Ninguna historia podrá nunca darle un sentido convergente, y menos todavía único, a lo que se presenta fenomenológicamente como una equivocación (bévue), luego otra equivocación, luego otra equivocación, sin que cada una sea una cuestión de sentido sino de significante. Lejos de cualquier unificación por el sentido, lo que ahora prevalece es la diversidad.
No será inútil aportar dos precisiones que se refieren ambas a la temporalidad característica del abandono de la historia. Primera indicación: dicho abandono no se dio en una inmediatez; muy por el contrario, es una conquista. Lo vemos, así como en Lacan, en Pier Paolo Pasolini cuando habla de su filme Salò: “Salò entonces no es solamente una película sobre la anarquía del poder, sino también una película sobre la inexistencia de la historia. En este sentido, estoy en desacuerdo con la ideología de izquierda que afirma siempre el deber de estar en la historia. También creí eso en los años 1950, pero es una ilusión. En realidad, todo me parece claro de ahí en más: lo que llamamos historia es una atroz bufonería o un maravilloso espectáculo, en todo caso no una cosa seria”.
Que conste. Sin embargo, dicho pasaje de una creencia a un abandono no condena como tal toda tentativa histórica, la vocación de hacer historia, inclusive “científicamente”. No se trata de decirle a cualquiera que se extravía al intentar considerar su vida como historia, al hacer, decir, escribir su historia.
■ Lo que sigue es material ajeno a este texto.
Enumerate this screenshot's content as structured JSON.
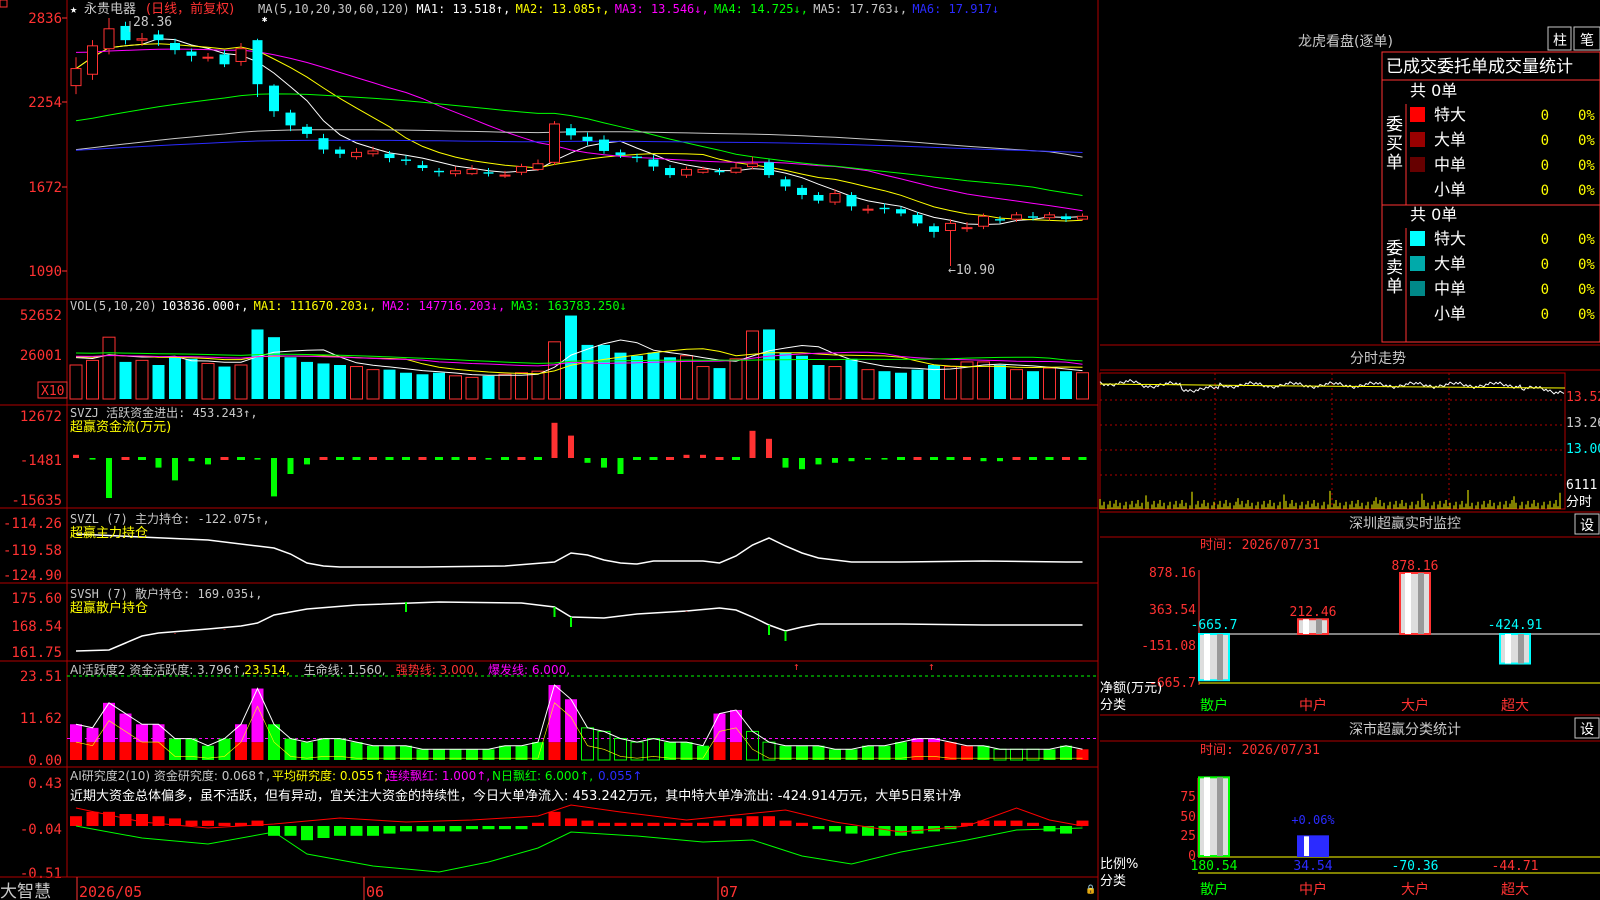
{
  "stock": {
    "name": "永贵电器",
    "mode": "(日线，前复权)",
    "hi_mark": "28.36",
    "lo_mark": "←10.90",
    "star": "★"
  },
  "main_yaxis": [
    "2836",
    "2254",
    "1672",
    "1090"
  ],
  "ma_header": [
    {
      "t": "MA(5,10,20,30,60,120)",
      "c": "#c8c8c8"
    },
    {
      "t": "MA1: 13.518↑,",
      "c": "#ffffff"
    },
    {
      "t": "MA2: 13.085↑,",
      "c": "#ffff00"
    },
    {
      "t": "MA3: 13.546↓,",
      "c": "#ff00ff"
    },
    {
      "t": "MA4: 14.725↓,",
      "c": "#00ff00"
    },
    {
      "t": "MA5: 17.763↓,",
      "c": "#c8c8c8"
    },
    {
      "t": "MA6: 17.917↓",
      "c": "#2b2bff"
    }
  ],
  "vol_header": [
    {
      "t": "VOL(5,10,20)",
      "c": "#c8c8c8"
    },
    {
      "t": "103836.000↑,",
      "c": "#ffffff"
    },
    {
      "t": "MA1: 111670.203↓,",
      "c": "#ffff00"
    },
    {
      "t": "MA2: 147716.203↓,",
      "c": "#ff00ff"
    },
    {
      "t": "MA3: 163783.250↓",
      "c": "#00ff00"
    }
  ],
  "vol_yaxis": [
    "52652",
    "26001"
  ],
  "vol_unit": "X10",
  "svzj": {
    "header": "SVZJ  活跃资金进出: 453.243↑,",
    "sub": "超赢资金流(万元)",
    "yaxis": [
      "12672",
      "-1481",
      "-15635"
    ]
  },
  "svzl": {
    "header": "SVZL (7) 主力持仓: -122.075↑,",
    "sub": "超赢主力持仓",
    "yaxis": [
      "-114.26",
      "-119.58",
      "-124.90"
    ]
  },
  "svsh": {
    "header": "SVSH (7) 散户持仓: 169.035↓,",
    "sub": "超赢散户持仓",
    "yaxis": [
      "175.60",
      "168.54",
      "161.75"
    ]
  },
  "ai1": {
    "header": [
      {
        "t": "AI活跃度2 资金活跃度: 3.796↑,",
        "c": "#c8c8c8"
      },
      {
        "t": "23.514,",
        "c": "#ffff00"
      },
      {
        "t": "生命线: 1.560,",
        "c": "#c8c8c8"
      },
      {
        "t": "强势线: 3.000,",
        "c": "#ff3333"
      },
      {
        "t": "爆发线: 6.000,",
        "c": "#ff00ff"
      }
    ],
    "yaxis": [
      "23.51",
      "11.62",
      "0.00"
    ]
  },
  "ai2": {
    "header": [
      {
        "t": "AI研究度2(10) 资金研究度: 0.068↑,",
        "c": "#c8c8c8"
      },
      {
        "t": "平均研究度: 0.055↑,",
        "c": "#ffff00"
      },
      {
        "t": "连续飘红: 1.000↑,",
        "c": "#ff00ff"
      },
      {
        "t": "N日飘红: 6.000↑,",
        "c": "#00ff00"
      },
      {
        "t": "0.055↑",
        "c": "#2b2bff"
      }
    ],
    "comment": "近期大资金总体偏多，虽不活跃，但有异动，宜关注大资金的持续性，今日大单净流入: 453.242万元，其中特大单净流出: -424.914万元，大单5日累计净",
    "yaxis": [
      "0.43",
      "-0.04",
      "-0.51"
    ]
  },
  "xaxis": {
    "brand": "大智慧",
    "labels": [
      "2026/05",
      "06",
      "07"
    ]
  },
  "candles": [
    {
      "o": 23.6,
      "c": 24.8,
      "h": 25.6,
      "l": 23.0
    },
    {
      "o": 24.4,
      "c": 26.4,
      "h": 26.8,
      "l": 24.0
    },
    {
      "o": 26.2,
      "c": 27.6,
      "h": 28.36,
      "l": 25.8
    },
    {
      "o": 27.8,
      "c": 26.8,
      "h": 28.1,
      "l": 26.5
    },
    {
      "o": 26.8,
      "c": 26.9,
      "h": 27.3,
      "l": 26.4
    },
    {
      "o": 27.2,
      "c": 26.8,
      "h": 27.5,
      "l": 26.4
    },
    {
      "o": 26.6,
      "c": 26.1,
      "h": 26.9,
      "l": 25.8
    },
    {
      "o": 26.0,
      "c": 25.7,
      "h": 26.2,
      "l": 25.3
    },
    {
      "o": 25.6,
      "c": 25.6,
      "h": 25.9,
      "l": 25.3
    },
    {
      "o": 25.8,
      "c": 25.1,
      "h": 26.1,
      "l": 24.9
    },
    {
      "o": 25.3,
      "c": 26.2,
      "h": 26.6,
      "l": 25.0
    },
    {
      "o": 26.8,
      "c": 23.7,
      "h": 26.9,
      "l": 22.8
    },
    {
      "o": 23.6,
      "c": 21.8,
      "h": 23.7,
      "l": 21.4
    },
    {
      "o": 21.7,
      "c": 20.8,
      "h": 21.9,
      "l": 20.4
    },
    {
      "o": 20.7,
      "c": 20.2,
      "h": 20.9,
      "l": 19.9
    },
    {
      "o": 19.9,
      "c": 19.1,
      "h": 20.2,
      "l": 18.8
    },
    {
      "o": 19.1,
      "c": 18.8,
      "h": 19.3,
      "l": 18.5
    },
    {
      "o": 18.6,
      "c": 18.9,
      "h": 19.2,
      "l": 18.4
    },
    {
      "o": 18.8,
      "c": 19.0,
      "h": 19.3,
      "l": 18.6
    },
    {
      "o": 18.8,
      "c": 18.5,
      "h": 19.0,
      "l": 18.2
    },
    {
      "o": 18.4,
      "c": 18.3,
      "h": 18.7,
      "l": 18.0
    },
    {
      "o": 18.0,
      "c": 17.8,
      "h": 18.3,
      "l": 17.6
    },
    {
      "o": 17.6,
      "c": 17.5,
      "h": 17.8,
      "l": 17.2
    },
    {
      "o": 17.4,
      "c": 17.6,
      "h": 17.9,
      "l": 17.2
    },
    {
      "o": 17.4,
      "c": 17.7,
      "h": 18.0,
      "l": 17.3
    },
    {
      "o": 17.5,
      "c": 17.4,
      "h": 17.8,
      "l": 17.2
    },
    {
      "o": 17.3,
      "c": 17.3,
      "h": 17.6,
      "l": 17.1
    },
    {
      "o": 17.5,
      "c": 17.9,
      "h": 18.1,
      "l": 17.3
    },
    {
      "o": 17.7,
      "c": 18.1,
      "h": 18.4,
      "l": 17.6
    },
    {
      "o": 18.2,
      "c": 20.9,
      "h": 21.1,
      "l": 18.0
    },
    {
      "o": 20.6,
      "c": 20.1,
      "h": 20.9,
      "l": 19.8
    },
    {
      "o": 20.0,
      "c": 19.7,
      "h": 20.3,
      "l": 19.4
    },
    {
      "o": 19.8,
      "c": 19.0,
      "h": 20.1,
      "l": 18.8
    },
    {
      "o": 18.9,
      "c": 18.7,
      "h": 19.1,
      "l": 18.5
    },
    {
      "o": 18.6,
      "c": 18.5,
      "h": 18.8,
      "l": 18.2
    },
    {
      "o": 18.4,
      "c": 17.9,
      "h": 18.7,
      "l": 17.6
    },
    {
      "o": 17.8,
      "c": 17.3,
      "h": 18.0,
      "l": 17.1
    },
    {
      "o": 17.3,
      "c": 17.7,
      "h": 17.9,
      "l": 17.1
    },
    {
      "o": 17.5,
      "c": 17.7,
      "h": 17.9,
      "l": 17.4
    },
    {
      "o": 17.6,
      "c": 17.5,
      "h": 17.8,
      "l": 17.3
    },
    {
      "o": 17.5,
      "c": 17.8,
      "h": 18.2,
      "l": 17.4
    },
    {
      "o": 17.9,
      "c": 18.1,
      "h": 18.6,
      "l": 17.7
    },
    {
      "o": 18.2,
      "c": 17.3,
      "h": 18.4,
      "l": 17.1
    },
    {
      "o": 17.0,
      "c": 16.5,
      "h": 17.2,
      "l": 16.2
    },
    {
      "o": 16.4,
      "c": 15.9,
      "h": 16.6,
      "l": 15.6
    },
    {
      "o": 15.9,
      "c": 15.5,
      "h": 16.1,
      "l": 15.3
    },
    {
      "o": 15.4,
      "c": 16.0,
      "h": 16.3,
      "l": 15.2
    },
    {
      "o": 15.9,
      "c": 15.1,
      "h": 16.1,
      "l": 14.8
    },
    {
      "o": 14.9,
      "c": 14.9,
      "h": 15.2,
      "l": 14.6
    },
    {
      "o": 15.0,
      "c": 14.9,
      "h": 15.3,
      "l": 14.6
    },
    {
      "o": 14.9,
      "c": 14.6,
      "h": 15.1,
      "l": 14.4
    },
    {
      "o": 14.5,
      "c": 13.9,
      "h": 14.7,
      "l": 13.7
    },
    {
      "o": 13.7,
      "c": 13.3,
      "h": 13.9,
      "l": 12.9
    },
    {
      "o": 13.4,
      "c": 13.9,
      "h": 14.2,
      "l": 10.9
    },
    {
      "o": 13.6,
      "c": 13.6,
      "h": 14.0,
      "l": 13.3
    },
    {
      "o": 13.7,
      "c": 14.4,
      "h": 14.6,
      "l": 13.5
    },
    {
      "o": 14.2,
      "c": 14.1,
      "h": 14.4,
      "l": 13.9
    },
    {
      "o": 14.2,
      "c": 14.5,
      "h": 14.7,
      "l": 14.0
    },
    {
      "o": 14.4,
      "c": 14.3,
      "h": 14.7,
      "l": 14.1
    },
    {
      "o": 14.3,
      "c": 14.5,
      "h": 14.7,
      "l": 14.1
    },
    {
      "o": 14.4,
      "c": 14.2,
      "h": 14.6,
      "l": 14.0
    },
    {
      "o": 14.2,
      "c": 14.4,
      "h": 14.6,
      "l": 14.1
    }
  ],
  "right": {
    "tabs": [
      "柱",
      "笔"
    ],
    "dragon": {
      "title": "龙虎看盘(逐单)",
      "header": "已成交委托单成交量统计",
      "buy": {
        "side": "委买单",
        "total": "共 0单",
        "rows": [
          {
            "label": "特大",
            "val": "0",
            "pct": "0%",
            "color": "#ff0000"
          },
          {
            "label": "大单",
            "val": "0",
            "pct": "0%",
            "color": "#990000"
          },
          {
            "label": "中单",
            "val": "0",
            "pct": "0%",
            "color": "#660000"
          },
          {
            "label": "小单",
            "val": "0",
            "pct": "0%",
            "color": ""
          }
        ]
      },
      "sell": {
        "side": "委卖单",
        "total": "共 0单",
        "rows": [
          {
            "label": "特大",
            "val": "0",
            "pct": "0%",
            "color": "#00ffff"
          },
          {
            "label": "大单",
            "val": "0",
            "pct": "0%",
            "color": "#00aaaa"
          },
          {
            "label": "中单",
            "val": "0",
            "pct": "0%",
            "color": "#008888"
          },
          {
            "label": "小单",
            "val": "0",
            "pct": "0%",
            "color": ""
          }
        ]
      }
    },
    "intraday": {
      "title": "分时走势",
      "yaxis": [
        "13.52",
        "13.26",
        "13.00"
      ],
      "vol_label": "6111",
      "vol_unit": "分时"
    },
    "monitor": {
      "title": "深圳超赢实时监控",
      "setting": "设",
      "time": "时间: 2026/07/31",
      "yaxis": [
        "878.16",
        "363.54",
        "-151.08",
        "-665.7"
      ],
      "ylabel": "净额(万元)",
      "xlabel": "分类",
      "cats": [
        "散户",
        "中户",
        "大户",
        "超大"
      ],
      "values": [
        -665.7,
        212.46,
        878.16,
        -424.91
      ],
      "labels": [
        "-665.7",
        "212.46",
        "878.16",
        "-424.91"
      ]
    },
    "classify": {
      "title": "深市超赢分类统计",
      "setting": "设",
      "time": "时间: 2026/07/31",
      "yaxis": [
        "75",
        "50",
        "25",
        "0"
      ],
      "ylabel": "比例%",
      "xlabel": "分类",
      "cats": [
        "散户",
        "中户",
        "大户",
        "超大"
      ],
      "bars": [
        75,
        25,
        0,
        0
      ],
      "bar_label": "+0.06%",
      "values": [
        "180.54",
        "34.54",
        "-70.36",
        "-44.71"
      ],
      "value_colors": [
        "#00ff00",
        "#2b2bff",
        "#00ffff",
        "#ff3333"
      ]
    }
  }
}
Especialmente en análisis, dichos momentos de “construcción” pueden ser decisivos, lo que no implica que, como advierte Pasolini, uno se aferre a eso.
No obstante, por más científica que sea, la historia está bajo sospecha, y una broma de Winston Churchill (célebre, como Lacan, por sus ocurrencias) lo expresa a la perfección: “La historia me será indulgente –escribió en sus Memorias de guerra– porque tengo la intención de escribirla”. Hay algo como trucado, viciado, en toda tentativa histórica, necesariamente favorable a quien la escribe. La historia, según se ha dicho y repetido, siempre es la de los vencedores. El poeta palestino Mahmoud Darwich le dirá a Jean-Luc Godard en 2004: “Troya no escribió su historia”. Churchill, por su parte, escribió la historia de dos maneras a la vez diferentes y convergentes: 1) tomando determinadas decisiones en tanto que hombre de poder; 2) escribiendo la historia a título de testigo. Su ocurrencia condensa ambos aspectos. Y esa condensación, en Lacan, posee un nombre: histeria.
“Versión” es un concepto portador de una irreductible diversidad, al cual se opone la historia en la medida en que continúe aspirando a ser un gran Relato. El gran Relato cada vez no es más que uno, y pretende ser Verdad. Un gran Relato es una versión en la que uno se detiene, a la que uno se aferra, un punto de estasis.
Lo cual desemboca en la tercera observación que anunciamos, el elogio de lo diverso, ya que el acento puesto en la diversidad es inestimable en muchos aspectos, especialmente en cuanto al ejercicio analítico por parte del psicoanalista.